The early popularity of Christian Science was tied directly to the promise engendered by its core beliefs: the promise of healing. The overwhelming majority of those attracted to the movement came to be healed, or came because a husband, wife, child, relative or friend needed healing; the claims of Christian Science were so compelling that people often stayed in the movement whether they found healing or not, blaming themselves and not the church’s teachings for any apparent failures.

3. The business of sleep

We can never get enough of it, but a lot of us don’t get enough. And so some businesses are realising there is money to be made in our search for sleep… 

(GQ, approx 31 mins reading time)

This was true. Of that tidal wave of recent research, some results were far worse. He didn’t tell them, for instance, that routinely sleeping less than six or seven hours so demolishes your immune system that it doubles your risk of cancer; or that regular short sleeping also increases the likelihood of your coronary arteries becoming brittle and blocked, leading to cardiovascular disease, strokes and congestive heart failure; or that in the spring, when most people lose an hour’s sleep due to daylight savings, the rate of heart attacks increases by a quarter. The less you know about the effect on your sex drive the better.

4. The tyranny of the ‘ideal woman’

In this essay, Jia Tolentino (who has a new book out, Trick Mirror, a collection of her essays), writes about the pressure women put themselves under in the name of ‘self optimisation’.

(The Guardian, approx 20 mins reading time)

This woman is sincerely interested in whatever the market demands of her (good looks, the impression of indefinitely extended youth, advanced skills in self-presentation and self-surveillance). She is equally interested in whatever the market offers her – in the tools that will allow her to look more appealing, to be even more endlessly presentable, to wring as much value out of her particular position as she can.

5. Polyamory works for them

A look at polyamory, and how having multiple partners works for different people.

(New York Times, approx 15 mins reading time)

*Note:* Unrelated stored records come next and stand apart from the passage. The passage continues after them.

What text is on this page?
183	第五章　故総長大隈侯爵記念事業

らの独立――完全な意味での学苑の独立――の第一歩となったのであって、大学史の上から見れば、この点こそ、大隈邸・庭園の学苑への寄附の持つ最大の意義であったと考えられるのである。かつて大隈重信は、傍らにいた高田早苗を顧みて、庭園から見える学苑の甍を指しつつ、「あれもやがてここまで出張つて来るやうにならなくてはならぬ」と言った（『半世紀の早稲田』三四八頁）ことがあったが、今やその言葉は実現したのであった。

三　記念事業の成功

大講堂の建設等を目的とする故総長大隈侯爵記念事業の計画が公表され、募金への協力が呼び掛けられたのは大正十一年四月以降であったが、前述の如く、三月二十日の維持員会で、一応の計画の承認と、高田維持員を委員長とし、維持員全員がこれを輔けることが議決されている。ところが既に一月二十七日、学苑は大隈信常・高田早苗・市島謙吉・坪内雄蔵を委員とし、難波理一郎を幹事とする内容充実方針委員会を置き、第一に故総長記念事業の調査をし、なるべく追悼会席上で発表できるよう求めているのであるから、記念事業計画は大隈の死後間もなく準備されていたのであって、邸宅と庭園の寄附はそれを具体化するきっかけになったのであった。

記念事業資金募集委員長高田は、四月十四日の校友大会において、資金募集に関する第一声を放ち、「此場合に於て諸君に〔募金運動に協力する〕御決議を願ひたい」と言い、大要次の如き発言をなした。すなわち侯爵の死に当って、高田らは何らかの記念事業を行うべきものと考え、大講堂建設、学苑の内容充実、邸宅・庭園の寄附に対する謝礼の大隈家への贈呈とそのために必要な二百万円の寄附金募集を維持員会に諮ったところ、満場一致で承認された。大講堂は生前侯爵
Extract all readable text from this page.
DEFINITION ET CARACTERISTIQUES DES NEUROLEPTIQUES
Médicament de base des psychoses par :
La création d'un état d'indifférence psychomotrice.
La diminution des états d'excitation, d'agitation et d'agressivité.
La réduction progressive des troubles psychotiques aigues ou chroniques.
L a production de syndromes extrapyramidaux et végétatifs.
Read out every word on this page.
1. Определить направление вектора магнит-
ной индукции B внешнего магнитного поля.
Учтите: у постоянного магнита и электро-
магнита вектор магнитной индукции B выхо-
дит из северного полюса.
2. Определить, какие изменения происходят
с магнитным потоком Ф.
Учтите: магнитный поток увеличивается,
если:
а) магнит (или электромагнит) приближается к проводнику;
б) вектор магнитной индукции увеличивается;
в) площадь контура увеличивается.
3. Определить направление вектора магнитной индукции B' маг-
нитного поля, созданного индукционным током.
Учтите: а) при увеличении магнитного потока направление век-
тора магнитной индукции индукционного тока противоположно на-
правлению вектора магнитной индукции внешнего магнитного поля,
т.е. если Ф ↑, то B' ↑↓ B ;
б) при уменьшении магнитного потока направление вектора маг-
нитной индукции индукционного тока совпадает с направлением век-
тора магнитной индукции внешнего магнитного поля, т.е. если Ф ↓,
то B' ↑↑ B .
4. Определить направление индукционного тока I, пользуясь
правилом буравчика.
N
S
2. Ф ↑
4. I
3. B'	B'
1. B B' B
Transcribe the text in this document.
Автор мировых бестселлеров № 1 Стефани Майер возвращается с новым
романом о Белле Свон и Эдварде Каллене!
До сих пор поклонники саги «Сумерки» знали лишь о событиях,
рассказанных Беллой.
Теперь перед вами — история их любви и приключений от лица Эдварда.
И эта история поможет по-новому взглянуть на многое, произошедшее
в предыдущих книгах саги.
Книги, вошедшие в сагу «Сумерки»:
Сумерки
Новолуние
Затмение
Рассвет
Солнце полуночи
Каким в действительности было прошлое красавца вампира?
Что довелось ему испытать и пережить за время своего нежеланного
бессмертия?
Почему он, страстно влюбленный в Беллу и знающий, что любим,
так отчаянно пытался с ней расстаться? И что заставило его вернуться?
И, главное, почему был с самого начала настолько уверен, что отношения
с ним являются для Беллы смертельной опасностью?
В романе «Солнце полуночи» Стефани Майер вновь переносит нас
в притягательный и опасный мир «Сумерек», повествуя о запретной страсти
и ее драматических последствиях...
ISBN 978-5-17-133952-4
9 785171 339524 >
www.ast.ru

Now a cottage industry of coaches and educators has cropped up to help polyamorous partners strive for compersion, the happy-for-you alternative to jealousy. Effy Blue, a relationship coach in Brooklyn, works with all of the following: triads, or three people in a committed relationship together; individuals seeking to transparently date multiple lovers simultaneously; partners who each have intimate friends, all of whom are close; and clients cultivating long-term relationships with someone who already has a primary partner.

6. The woman who befriended a warlord

The story of Betty Bigombe, who had to negotiate with the notorious Joseph Kony in Uganda.

(BBC, approx 15 mins reading time)

Eventually Kony agreed to meet. She feared he would have her tortured and resolved to kill herself rather than be captured by him. Deep in the jungle they met for the first time. “He was guarded, there was church music, some men were dressed as nuns and had guns. They were singing hymns and falling down, [saying] that the demon was coming out of them. The scene was just incredible. He was wearing military uniform. He definitely came ready to intimidate.”


The legendary writer Toni Morrison died this week. Here’s a look at her incredible impact on people.

(The New Yorker, approx 41 mins reading time)

“I’m already discredited, I’m already politicized, before I get out of the gate,” Morrison said. “I can accept the labels”—the adjectives like “black” and “female” that are often attached to her work—“because being a black woman writer is not a shallow place but a rich place to write from. It doesn’t limit my imagination; it expands it. It’s richer than being a white male writer because I know more and I’ve experienced more.”